A pioneering brain implant has allowed a paralyzed man to feel a robotic arm. The implant is capable of unimaginable sensitivity, and the carrier can even identify which finger is feeling pressure. The limited sense of touch is part of the work of a team from the University of Pittsburgh that installed the implant 17 months ago.
This is a milestone for science because no one else had previously succeeded in brain implants that allow people to feel again. Nathan Copeland is the fortunate man that is experimenting sensitivity again after he had a car accident when he was 18 years old. Now he is 30, and even when the accident snapped his neck and injured his spinal cord, science is letting him feel pressure-like sensations.
Copeland cannot move his legs nor lower his arms. He can feel the robotic arm thanks to the implant that was put into his brain. The device electrically stimulates the brain region that receives sensory information from the rest of the body. That area is called the somatosensory cortex, and it produces touch-like sensations. Similar experiments have taken place in brain surgery but compared to the implant; those are crude efforts.
“I can feel just about every finger- it’s a really weird sensation. Sometimes it feels electrical and sometimes it’s pressure, but for the most part, I can tell most of the fingers with definite precision. It feels like my fingers are getting touched or pushed,” said Copeland after a month of having the implant installed in his brain.
Elizabeth Tyler-Kabara, the co-author of the study and a neurological surgeon at the University of Pittsburgh, explains that people under brain surgery had experienced a buzz or a vibrating sensation, but neither of the described feelings is natural.
Robert Gaunt, a biomedical engineer at the University of Pittsburgh and lead author of the study, installed two microelectrode arrays into Copeland’s somatosensory cortex. Then, two other electrodes were also installed but this time into Copeland’s motor cortex, which controls hand and arm movements.
Brain implants are controlled by a computer with a robotic arm that transmits sensations to Copeland’s brain
The electrodes are activated through the computer, which is controlled by the team. Once the electrodes are stimulated, Copeland starts to feel touch-like sensations. The robotic arm is linked to Copeland’s implants, and when its fingers are touched, the implants send the message to Copeland’s brain and allow him to identify which finger is being touched, and sometimes, even which region.

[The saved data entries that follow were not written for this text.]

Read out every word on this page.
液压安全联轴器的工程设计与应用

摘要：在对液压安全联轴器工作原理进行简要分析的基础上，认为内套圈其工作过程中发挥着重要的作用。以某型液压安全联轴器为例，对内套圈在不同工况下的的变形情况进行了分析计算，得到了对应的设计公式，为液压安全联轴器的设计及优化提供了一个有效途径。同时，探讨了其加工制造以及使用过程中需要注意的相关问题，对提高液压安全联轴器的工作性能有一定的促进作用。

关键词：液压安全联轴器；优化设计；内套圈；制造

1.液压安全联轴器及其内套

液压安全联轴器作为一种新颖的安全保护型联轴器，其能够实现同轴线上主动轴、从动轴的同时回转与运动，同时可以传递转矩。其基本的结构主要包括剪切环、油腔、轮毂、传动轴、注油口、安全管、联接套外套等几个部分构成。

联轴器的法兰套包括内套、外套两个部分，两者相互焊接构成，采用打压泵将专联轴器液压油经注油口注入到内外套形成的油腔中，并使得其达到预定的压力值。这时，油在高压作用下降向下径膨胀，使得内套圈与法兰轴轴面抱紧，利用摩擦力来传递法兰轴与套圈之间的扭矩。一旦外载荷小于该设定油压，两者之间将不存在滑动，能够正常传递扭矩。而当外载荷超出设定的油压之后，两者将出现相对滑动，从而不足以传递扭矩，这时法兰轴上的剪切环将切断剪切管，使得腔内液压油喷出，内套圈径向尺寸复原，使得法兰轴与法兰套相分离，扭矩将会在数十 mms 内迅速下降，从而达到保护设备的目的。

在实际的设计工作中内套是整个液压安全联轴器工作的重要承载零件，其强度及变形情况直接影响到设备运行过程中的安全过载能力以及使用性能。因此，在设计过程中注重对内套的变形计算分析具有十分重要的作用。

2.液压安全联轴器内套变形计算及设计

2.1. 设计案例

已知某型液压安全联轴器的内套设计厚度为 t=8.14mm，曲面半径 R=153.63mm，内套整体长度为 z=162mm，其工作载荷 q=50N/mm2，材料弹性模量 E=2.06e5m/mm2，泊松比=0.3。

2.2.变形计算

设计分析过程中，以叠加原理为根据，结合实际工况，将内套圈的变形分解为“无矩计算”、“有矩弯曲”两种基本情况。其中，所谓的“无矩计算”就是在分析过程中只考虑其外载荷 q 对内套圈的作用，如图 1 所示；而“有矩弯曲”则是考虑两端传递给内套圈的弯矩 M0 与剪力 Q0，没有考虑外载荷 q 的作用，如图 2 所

The results have been gratifying and have passed the most difficult test: time. Copeland has had the implants for 17 months, and his sensitivity has been stable, which means that the electrodes and their electrical stimulation are not damaging the brain.
Dustin Tyler, a biomedical engineer at Case Western Reserve University, said the results are a significant advance in restoring sensation in people with paralysis, according to the journal Nature.
There have been previous experiments trying to achieve what Dr. Gaunt and his team managed to do; the difference is that the attempts were made to improve prosthetic arms adding them sensitivity. Those experiments are different from the one performed on Copeland, because amputated people still have functioning nerves to attach the prosthesis, making Gaunt’s effort a pioneering work.
Brain implants in paralyzed people have their limitations
Although Copeland can feel most of the robot’s fingers, he cannot feel the thumb nor the fingertips of the robotic hand. Regarding other sensations, the electrodes allow Copeland to feel pressure but not sensations of movement, temperature or pain.
To make Copeland feel movement is a harder task since the brain regions in charge of arms movements are less accessible. The other brain regions that control other body parts are less accessible than the areas in charge of sensation and movements corresponding to arms.
But there is still hope. There’s a chance of manufacturing the implants with flexible materials to make it possible to install them deeper in the brain. Wireless connections are also part of future works based on Gaunt’s achievements with Copeland.
It will take a while to create and test new brain implants, but so far, reinstating the basic sense of touch in a paralyzed person is a significant success for science.